The incentive structures are such that everyone sucks up to people in a position to give you a lot of money, so all these people with no real skills, talent or track record get regarded as “geniuses”, but like, even when you understand why this happens, it doesn’t make it any less rage-inducing.
What would have to change in this society for people who actually do shit to have a higher profile than people who just have a lot of money?
Idk if I had to be stranded on an island with either Elon or Sam, I think I'd rather be stuck with Elon.
What's with all the hit pieces on Sam Altman lately? He's a CEO, his job is to grow the business, not to code. That part is handled by the engineers that he hired. How many CEOs out there are also great programmers? Sure, I would prefer Sam Altman to have more technical depth given the business he is leading, but lack of technical depth doesn't make him a Bernie Madoff.
New Yorker article less so because its just a standard ceo profile piece that digs out pretty pertinent things for a ceo role
Also why is a low effort commentary piece of the NYT article on the HN front page?
It's not a small chance, it's close to 100%. If your bullshit detector is not going off, you have a serious problem.
the entire thing is built to collapse.
You never saw this kind of stuff with Steve Jobs who admittedly wasnt perfect - but he wasn't challenged physically / social standing. Perhaps that's why he wasn't a weirdo like the rest of them.
On the other hand, I'm probably just finding a generational distinction where there is none.
Edit: And anyway, SBF, Altman etc are not the same generation as Musk etc IIRC
Tons of people can code. Coding is not some sort of mythical skill. Millions of people can code.

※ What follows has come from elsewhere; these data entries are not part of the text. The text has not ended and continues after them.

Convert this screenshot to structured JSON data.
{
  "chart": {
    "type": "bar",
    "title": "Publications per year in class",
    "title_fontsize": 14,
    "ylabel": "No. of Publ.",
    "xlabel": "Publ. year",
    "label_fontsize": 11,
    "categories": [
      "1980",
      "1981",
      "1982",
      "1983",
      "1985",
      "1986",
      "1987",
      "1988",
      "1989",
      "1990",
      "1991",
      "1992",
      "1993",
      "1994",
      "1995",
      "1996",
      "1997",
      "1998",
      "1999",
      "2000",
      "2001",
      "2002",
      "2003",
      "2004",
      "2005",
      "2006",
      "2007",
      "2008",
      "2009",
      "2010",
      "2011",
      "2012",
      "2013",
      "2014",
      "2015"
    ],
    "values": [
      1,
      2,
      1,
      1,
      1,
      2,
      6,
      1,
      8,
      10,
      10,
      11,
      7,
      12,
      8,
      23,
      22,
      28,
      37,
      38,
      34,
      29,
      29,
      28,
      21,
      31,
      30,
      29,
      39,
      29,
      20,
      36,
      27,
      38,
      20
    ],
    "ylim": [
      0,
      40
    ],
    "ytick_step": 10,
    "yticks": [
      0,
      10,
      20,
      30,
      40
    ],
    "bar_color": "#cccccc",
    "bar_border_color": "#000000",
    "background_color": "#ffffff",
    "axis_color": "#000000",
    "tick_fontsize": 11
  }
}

For some reason, this narrative is almost always applying on people who are politically incompatible with the left like Elon and Sam.
I dont understand why people here require that every tech ceo to be some professional programmer or engineer. I don't think you _need_ to be that deep in it as the CEO. There are plenty of leaders at OpenAI that already fit the bill.
Sam is good at getting funding, seeing the bigger picture, and rallying towards a cause. That is the job of a CEO. It doesn't matter (imo) that he doesn't know how many parameters the next release will have. All that matters is he knows the impact of the new release and knows who to defer to for actual technical decisions.